My laptop is sony having Windows vista. Vista is not supporting some softwares which I want. So, Now I want windows XP, means I want Vista as well as XP. For this how can I install two operating systems in my laptop. And how can I access those operating systems.

Plzzzzz give me solution.....

Thanks,

Vijen........


----------



## sobeit (Nov 11, 2007)

first you need to go to the manufacturers website and see if there aer xp drivers available for your specific mode. If not, You may or may not be able to downgrade to xp and have it work properly. The xp help forum is full of individuals looking for help for this very reason. 

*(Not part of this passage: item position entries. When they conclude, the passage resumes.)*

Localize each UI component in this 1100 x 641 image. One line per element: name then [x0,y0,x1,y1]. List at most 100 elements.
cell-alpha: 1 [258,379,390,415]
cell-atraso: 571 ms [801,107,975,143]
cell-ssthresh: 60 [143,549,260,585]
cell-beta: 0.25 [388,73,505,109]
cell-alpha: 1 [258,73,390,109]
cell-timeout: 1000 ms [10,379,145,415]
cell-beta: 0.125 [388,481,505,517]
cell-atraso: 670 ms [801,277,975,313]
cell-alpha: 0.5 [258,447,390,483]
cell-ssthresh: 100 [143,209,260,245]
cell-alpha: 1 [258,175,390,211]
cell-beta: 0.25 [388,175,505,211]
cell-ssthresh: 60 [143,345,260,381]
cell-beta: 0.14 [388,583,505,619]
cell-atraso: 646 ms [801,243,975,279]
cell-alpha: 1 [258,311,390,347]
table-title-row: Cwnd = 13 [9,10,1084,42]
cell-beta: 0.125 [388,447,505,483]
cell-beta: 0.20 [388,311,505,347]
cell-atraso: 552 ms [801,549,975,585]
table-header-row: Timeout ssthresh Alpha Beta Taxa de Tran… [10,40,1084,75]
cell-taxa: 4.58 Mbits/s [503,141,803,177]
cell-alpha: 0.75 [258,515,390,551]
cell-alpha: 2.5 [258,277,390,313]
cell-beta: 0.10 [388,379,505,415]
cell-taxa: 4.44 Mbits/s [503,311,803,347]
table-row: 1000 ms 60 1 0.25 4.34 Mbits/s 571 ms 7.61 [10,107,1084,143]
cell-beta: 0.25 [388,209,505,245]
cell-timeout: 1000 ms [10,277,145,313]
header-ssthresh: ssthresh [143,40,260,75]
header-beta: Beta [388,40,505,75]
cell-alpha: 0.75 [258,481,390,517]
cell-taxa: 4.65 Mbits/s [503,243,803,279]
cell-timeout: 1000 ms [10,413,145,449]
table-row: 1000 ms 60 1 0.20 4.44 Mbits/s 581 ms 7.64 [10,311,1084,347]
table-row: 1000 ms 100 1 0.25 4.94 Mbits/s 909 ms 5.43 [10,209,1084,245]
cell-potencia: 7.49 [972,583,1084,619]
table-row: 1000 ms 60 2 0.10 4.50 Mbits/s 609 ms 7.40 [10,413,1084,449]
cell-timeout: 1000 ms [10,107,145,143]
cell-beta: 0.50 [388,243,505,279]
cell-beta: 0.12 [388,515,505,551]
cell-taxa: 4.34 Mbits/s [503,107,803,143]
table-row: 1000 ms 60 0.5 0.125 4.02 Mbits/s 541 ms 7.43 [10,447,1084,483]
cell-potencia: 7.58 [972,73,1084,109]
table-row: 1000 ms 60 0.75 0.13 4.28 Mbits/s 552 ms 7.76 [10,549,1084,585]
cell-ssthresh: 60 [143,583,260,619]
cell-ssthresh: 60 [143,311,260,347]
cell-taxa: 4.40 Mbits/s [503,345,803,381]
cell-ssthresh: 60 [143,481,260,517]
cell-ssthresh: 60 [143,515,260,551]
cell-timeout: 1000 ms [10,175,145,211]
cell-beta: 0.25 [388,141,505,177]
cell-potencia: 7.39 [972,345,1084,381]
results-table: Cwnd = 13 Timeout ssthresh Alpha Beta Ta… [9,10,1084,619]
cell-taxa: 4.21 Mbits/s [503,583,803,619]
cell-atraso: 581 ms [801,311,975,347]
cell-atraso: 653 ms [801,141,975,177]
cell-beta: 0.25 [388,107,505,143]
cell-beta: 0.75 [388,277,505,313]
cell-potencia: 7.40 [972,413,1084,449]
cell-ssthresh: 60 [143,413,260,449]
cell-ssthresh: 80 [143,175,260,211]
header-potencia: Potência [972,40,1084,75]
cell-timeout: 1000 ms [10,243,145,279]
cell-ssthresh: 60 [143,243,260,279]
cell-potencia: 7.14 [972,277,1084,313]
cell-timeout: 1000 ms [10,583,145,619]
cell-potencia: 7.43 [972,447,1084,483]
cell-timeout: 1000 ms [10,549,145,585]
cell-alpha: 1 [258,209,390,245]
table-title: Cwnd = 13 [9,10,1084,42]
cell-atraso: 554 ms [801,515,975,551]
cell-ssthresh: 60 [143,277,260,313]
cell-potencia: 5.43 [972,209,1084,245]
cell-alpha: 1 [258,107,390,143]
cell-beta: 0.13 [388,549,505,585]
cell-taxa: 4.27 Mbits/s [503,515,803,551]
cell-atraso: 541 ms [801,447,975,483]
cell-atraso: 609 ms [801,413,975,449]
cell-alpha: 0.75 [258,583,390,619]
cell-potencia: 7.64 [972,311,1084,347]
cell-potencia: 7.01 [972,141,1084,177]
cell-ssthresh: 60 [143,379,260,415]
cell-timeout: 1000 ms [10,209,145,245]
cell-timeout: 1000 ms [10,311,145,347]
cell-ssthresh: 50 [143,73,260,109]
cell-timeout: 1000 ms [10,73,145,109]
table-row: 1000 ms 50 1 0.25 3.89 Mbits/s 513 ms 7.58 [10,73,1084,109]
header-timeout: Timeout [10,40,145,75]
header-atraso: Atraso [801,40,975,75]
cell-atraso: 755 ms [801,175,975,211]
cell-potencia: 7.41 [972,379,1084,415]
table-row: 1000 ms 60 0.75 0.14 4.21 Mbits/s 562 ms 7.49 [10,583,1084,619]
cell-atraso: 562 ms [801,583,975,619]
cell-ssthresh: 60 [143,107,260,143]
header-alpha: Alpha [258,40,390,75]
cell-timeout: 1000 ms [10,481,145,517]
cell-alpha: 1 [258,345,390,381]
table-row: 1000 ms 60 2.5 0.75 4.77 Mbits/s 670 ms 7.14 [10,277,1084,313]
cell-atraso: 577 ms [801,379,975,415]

Also you need to purchase a full version of xp. If vista came on the laptop, you will not be able to use an upgrade, oem, or any xp that came with any other computer. 

see this


----------



## abuser4lif3 (Mar 11, 2008)

If you want to install XP on your laptop then you got to delete Vista and then install first XP and then again install Vista. After that it should make A welcome screen every time you boot up which alows you to choose XP or Vista. BUT don't try installing XP after Vista installed, that way it will not work because you can't degrade newer version of Windows. That's how Microsoft programmed it 


So = 1.Delete All operating systems you got now
2.Install XP
3.Install Vista
Only in this order it will be working... Good luck!


----------



## Deleted090308 (Jan 25, 2007)

Have you tried running the programs in compatibility mode?

Also - *Virtual PC*.


----------



## FreoHeaveho (Aug 22, 2006)

You can install Xp after Vista, but you will need to go back with the Vista DVD and repair the start up. It will dual boot after that.


----------